Tuesday, November 22, 2011

Will this be the future?

My friend Grim sent me a link to an interesting talk addressing mutated genes and cancer, in particular brain cancer. Check it out!

A little clarity goes a long way

Yesterday was my appointment with Dr. Berger and Dr. Butowski. Based on the typical busy schedules, I ended up meeting with both of them simultaneously. It actually turned out to be very efficient and helpful. I had already developed a list of questions to alleviate my stress, and their responses were about as good as I could hope for, given my current situation. There is still a chance it might not be a tumor, and the odds could be as good as 50/50 on that front. If it is a tumor it's still very small, posing little risk to letting it go until the next MRI in December. If the MRI shows significant growth, then surgery can still be performed and it is still likely (though not guaranteed) that I could remain on the current clinical trial. I also feel less frustrated with "the system" after hearing them explain why it was not removed during the last surgery. It was not an unfortunate result of poor communication, but was primarily a more standard approach from an expert surgeon. Don't cut things out that aren't clearly tumors and/or clearly safe to attack. If you do, you are opening a world of hell.

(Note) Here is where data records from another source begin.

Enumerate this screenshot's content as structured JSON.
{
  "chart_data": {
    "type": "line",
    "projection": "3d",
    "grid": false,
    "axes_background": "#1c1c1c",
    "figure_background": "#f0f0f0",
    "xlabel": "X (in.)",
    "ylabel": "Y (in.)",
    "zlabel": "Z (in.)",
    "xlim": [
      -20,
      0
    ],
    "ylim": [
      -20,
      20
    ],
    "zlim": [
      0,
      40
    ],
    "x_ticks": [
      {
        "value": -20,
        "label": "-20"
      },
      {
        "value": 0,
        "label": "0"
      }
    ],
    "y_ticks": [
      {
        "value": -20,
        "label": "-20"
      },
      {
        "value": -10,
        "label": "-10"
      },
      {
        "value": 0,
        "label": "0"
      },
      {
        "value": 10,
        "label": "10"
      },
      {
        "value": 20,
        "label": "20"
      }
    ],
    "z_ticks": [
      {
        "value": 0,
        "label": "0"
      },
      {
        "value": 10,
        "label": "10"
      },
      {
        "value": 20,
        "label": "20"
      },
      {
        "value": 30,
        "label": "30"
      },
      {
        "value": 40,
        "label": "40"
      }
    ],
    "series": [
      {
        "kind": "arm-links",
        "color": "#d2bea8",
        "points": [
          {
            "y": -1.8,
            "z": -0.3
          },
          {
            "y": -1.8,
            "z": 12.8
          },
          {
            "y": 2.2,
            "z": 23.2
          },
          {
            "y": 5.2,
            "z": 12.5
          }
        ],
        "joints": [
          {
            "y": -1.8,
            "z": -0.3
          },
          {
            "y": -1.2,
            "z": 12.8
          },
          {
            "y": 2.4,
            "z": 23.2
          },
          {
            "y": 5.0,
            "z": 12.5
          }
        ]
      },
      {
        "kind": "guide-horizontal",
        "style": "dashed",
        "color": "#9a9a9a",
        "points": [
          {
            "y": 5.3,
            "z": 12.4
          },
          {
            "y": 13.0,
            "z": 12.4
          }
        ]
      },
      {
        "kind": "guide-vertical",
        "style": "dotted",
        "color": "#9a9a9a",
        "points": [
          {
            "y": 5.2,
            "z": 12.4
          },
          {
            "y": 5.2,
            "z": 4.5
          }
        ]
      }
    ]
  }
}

So after all that, I'm heading home to see "The Fam" for Thanksgiving with a much better feeling overall. Happy Turkey Day!

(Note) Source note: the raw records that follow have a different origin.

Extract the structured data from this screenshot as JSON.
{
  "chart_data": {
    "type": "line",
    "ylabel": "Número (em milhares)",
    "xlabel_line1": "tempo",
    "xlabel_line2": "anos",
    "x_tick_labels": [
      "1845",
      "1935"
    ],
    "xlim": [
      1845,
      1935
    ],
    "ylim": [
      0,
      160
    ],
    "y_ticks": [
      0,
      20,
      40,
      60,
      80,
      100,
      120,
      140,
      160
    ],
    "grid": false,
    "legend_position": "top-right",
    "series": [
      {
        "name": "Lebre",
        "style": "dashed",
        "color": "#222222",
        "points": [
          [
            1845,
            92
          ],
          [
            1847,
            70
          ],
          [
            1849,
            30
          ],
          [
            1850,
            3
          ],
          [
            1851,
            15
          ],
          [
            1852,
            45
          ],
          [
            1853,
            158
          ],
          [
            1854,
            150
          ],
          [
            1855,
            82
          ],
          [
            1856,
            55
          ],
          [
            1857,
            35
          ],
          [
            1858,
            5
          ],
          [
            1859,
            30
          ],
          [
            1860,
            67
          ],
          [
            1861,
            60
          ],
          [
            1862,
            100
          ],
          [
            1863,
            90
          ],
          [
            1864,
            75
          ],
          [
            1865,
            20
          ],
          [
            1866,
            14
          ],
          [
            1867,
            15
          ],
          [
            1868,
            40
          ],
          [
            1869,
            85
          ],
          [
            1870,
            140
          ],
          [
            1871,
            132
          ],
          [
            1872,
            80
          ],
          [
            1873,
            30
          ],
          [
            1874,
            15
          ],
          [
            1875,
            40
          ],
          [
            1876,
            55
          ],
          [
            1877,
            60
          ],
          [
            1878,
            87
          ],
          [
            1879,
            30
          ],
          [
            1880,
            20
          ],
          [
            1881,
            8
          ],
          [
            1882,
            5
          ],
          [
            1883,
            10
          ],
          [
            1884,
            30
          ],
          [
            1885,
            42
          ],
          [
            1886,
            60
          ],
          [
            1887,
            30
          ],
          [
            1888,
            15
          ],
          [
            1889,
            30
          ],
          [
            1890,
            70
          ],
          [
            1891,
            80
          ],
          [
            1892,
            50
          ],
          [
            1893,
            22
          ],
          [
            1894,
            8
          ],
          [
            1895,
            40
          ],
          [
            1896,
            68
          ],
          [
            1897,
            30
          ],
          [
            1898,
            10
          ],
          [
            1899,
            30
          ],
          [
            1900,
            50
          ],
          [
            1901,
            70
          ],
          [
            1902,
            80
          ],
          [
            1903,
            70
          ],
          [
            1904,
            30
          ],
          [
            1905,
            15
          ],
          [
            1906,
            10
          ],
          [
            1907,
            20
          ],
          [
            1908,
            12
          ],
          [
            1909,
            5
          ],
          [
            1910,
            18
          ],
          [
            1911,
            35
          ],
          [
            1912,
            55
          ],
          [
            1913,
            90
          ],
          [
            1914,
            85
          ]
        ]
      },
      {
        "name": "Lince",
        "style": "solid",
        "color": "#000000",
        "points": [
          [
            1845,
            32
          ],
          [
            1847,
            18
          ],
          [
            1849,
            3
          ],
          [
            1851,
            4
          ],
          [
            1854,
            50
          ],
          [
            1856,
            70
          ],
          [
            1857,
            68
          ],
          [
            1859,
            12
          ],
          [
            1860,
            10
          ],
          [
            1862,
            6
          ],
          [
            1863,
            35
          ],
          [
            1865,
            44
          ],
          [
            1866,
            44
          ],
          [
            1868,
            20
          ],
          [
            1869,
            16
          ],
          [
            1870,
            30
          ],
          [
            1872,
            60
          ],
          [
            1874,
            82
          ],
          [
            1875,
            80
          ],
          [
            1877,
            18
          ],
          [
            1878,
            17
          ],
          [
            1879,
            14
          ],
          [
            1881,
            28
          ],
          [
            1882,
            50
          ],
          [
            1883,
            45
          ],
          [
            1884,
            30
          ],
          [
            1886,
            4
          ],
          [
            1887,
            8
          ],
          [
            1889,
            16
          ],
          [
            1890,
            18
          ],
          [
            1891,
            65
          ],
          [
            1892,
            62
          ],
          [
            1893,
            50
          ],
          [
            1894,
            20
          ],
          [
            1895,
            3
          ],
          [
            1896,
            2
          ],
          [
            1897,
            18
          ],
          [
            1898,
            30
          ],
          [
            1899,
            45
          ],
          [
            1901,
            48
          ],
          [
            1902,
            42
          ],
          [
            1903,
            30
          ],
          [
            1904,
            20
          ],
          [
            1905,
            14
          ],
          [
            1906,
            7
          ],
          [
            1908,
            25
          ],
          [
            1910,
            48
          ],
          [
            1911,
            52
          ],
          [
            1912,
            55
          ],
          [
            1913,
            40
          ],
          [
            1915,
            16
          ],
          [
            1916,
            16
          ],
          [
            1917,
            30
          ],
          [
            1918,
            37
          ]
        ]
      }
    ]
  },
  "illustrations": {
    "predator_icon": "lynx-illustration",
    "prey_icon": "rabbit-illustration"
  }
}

(And thanks again Kate for coming along to help advocate!)

Friday, November 18, 2011

Yikes?

Latest ruling on Avastin for breast cancer. Any implications for glioblastoma?

Wednesday, November 16, 2011

Why I might be a little nervous

Hear are the images showing what seems to me is another tumor.
MRI back in early September
Post-surgery MRI showing growth in area nearby choroid plexus


Most recent MRI showing further growth (?) of same area.
 Is it a tumor? Sure looks like one in this sequence of images. I'll be meeting with Dr. Berger on Monday, and after that getting another MRI in early December if I'm not already so scared into thinking I need to do something sooner.

 

Monday, November 14, 2011

Just as I'm starting to climb...

...brain cancer starts to knock me back down.

Today's MRI wasn't the best news. If you recall my worrisome post in early October, there was something discovered post-surgery. That "something" looked slightly larger today, increasing concern that there might be yet another recurrence. Internally it produced a level of frustration I haven't felt since my battle with Kaiser. How could there be a tumor visible in the pre-surgery MRI that wasn't detected soon enough to be removed during surgery? Where was the communication between the surgeons, the oncologists, and the radiation team? Most frustrating is that just as I was starting to get back into the life I love, after playing my first ultimate game, starting to exercise, and seeing the swelling finally disappear permanently; after basically one day of normalcy, it looks like I might be set back to Square 1.


I am still trying to get second opinions from Cedars-Sinai. Unfortunately, at UCSF Dr. Berger is awfully difficult to reach, and the timing couldn't have been worse as everyone seems to be out right now. Hopefully I will get some opinions as to whether this is "something" to continue watching or to extract immediately. Either way, I think it's time to start looking for the next treatment, since the others have all worked so well.